Miska w górę. Kiedy twój ulubieniec cierpi na zesztywnienie szyi, postaw miski z jedzeniem i z wodą na podwyższeniu, żeby nie musiał się schylać za każdym razem, gdy chce się napić czy zjeść posiłek, sugeruje dr Harling. Miski można postawić na drewnianej skrzynce lub na specjalnym stojaku, kupionym w sklepie z artykułami dla zwierząt.

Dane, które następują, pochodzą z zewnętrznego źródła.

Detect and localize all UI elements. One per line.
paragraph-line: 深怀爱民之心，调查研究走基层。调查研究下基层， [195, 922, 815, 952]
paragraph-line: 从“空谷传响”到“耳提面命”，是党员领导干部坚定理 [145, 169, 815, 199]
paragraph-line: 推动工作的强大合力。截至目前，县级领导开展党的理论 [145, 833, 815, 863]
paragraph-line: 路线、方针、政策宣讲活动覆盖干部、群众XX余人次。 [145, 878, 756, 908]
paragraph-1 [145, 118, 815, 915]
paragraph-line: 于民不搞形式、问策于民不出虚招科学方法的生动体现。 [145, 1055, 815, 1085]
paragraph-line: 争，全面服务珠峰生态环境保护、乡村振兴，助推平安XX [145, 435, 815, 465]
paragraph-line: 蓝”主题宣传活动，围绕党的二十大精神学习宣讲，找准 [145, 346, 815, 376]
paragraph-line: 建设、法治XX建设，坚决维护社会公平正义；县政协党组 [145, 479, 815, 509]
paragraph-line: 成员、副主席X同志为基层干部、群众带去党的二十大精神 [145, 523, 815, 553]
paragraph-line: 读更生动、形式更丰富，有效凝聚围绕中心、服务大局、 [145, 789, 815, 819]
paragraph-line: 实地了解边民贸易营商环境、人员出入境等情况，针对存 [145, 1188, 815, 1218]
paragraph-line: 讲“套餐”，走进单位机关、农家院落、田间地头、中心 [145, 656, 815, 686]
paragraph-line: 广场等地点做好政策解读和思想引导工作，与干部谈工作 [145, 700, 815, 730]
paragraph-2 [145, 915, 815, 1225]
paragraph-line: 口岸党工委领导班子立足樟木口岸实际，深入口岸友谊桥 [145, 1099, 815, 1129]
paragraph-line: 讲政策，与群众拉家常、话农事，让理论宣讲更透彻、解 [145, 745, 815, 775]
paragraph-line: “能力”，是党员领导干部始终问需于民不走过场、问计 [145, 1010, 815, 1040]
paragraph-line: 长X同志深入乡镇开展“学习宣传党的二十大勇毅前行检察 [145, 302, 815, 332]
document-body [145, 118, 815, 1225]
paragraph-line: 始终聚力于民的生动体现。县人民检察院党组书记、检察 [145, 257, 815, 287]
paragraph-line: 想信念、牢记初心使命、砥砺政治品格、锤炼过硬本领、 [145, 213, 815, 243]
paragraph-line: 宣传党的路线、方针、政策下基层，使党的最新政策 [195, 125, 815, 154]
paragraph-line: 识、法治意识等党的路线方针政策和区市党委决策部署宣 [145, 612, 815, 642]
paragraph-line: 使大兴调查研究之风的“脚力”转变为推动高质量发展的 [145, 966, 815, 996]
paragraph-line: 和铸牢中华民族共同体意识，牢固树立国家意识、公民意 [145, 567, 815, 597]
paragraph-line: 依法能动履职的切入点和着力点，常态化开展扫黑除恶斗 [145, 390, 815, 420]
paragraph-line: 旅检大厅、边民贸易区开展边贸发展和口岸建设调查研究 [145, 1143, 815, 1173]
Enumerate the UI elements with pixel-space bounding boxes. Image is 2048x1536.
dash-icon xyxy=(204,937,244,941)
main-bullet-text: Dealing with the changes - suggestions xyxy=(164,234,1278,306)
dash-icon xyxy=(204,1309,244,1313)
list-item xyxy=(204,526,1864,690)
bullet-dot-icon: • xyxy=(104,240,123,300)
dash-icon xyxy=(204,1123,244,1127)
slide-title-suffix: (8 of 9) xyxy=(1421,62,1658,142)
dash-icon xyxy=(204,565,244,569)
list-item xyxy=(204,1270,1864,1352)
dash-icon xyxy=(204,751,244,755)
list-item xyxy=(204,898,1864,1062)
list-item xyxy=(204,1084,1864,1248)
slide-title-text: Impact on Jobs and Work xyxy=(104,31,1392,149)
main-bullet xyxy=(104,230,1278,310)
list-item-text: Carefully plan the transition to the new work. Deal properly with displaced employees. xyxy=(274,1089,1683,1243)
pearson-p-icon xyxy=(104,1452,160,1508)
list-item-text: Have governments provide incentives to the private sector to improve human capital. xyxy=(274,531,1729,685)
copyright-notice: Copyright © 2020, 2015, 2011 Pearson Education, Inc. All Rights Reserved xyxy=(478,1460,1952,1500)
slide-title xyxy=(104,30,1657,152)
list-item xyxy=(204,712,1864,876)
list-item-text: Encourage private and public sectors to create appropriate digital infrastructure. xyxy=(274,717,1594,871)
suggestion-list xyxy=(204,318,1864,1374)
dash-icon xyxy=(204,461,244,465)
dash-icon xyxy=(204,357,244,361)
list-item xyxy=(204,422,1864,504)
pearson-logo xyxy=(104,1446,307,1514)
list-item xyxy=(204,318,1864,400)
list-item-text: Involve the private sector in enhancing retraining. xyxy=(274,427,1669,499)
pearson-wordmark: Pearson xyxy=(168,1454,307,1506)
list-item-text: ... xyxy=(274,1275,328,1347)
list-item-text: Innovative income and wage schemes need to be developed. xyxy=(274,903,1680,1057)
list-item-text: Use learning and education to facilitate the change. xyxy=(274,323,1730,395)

Wspinaczka we dwoje. Jeśli zwierzę ma problemy z wchodzeniem po schodach, można zainstalować specjalną rampę, po której będzie mogło wchodzić i schodzić samodzielnie.
W bardzo zaawansowanych stanach chorobowych pomoc człowieka przy wspinaniu się na schody jest niezbędna. „Chodzenie w górę i w dół, kiedy każdy ruch sprawia dotkliwy ból, może być nie lada wyzwaniem”, przypomina dr Smith.
Sztuczka z ręcznikiem. Kiedy twój ulubieniec ma kłopoty z poruszaniem się, możesz mu pomóc, przeciągając pod jego brzuchem złożony ręcznik. Taka podpórka pomoże mu we wstawaniu i w utrzymaniu równowagi, sugeruje dr Smith. Jednak jeśli ten stan utrzyma się dłużej, potrzebna będzie ścisła współpraca z weterynarzem.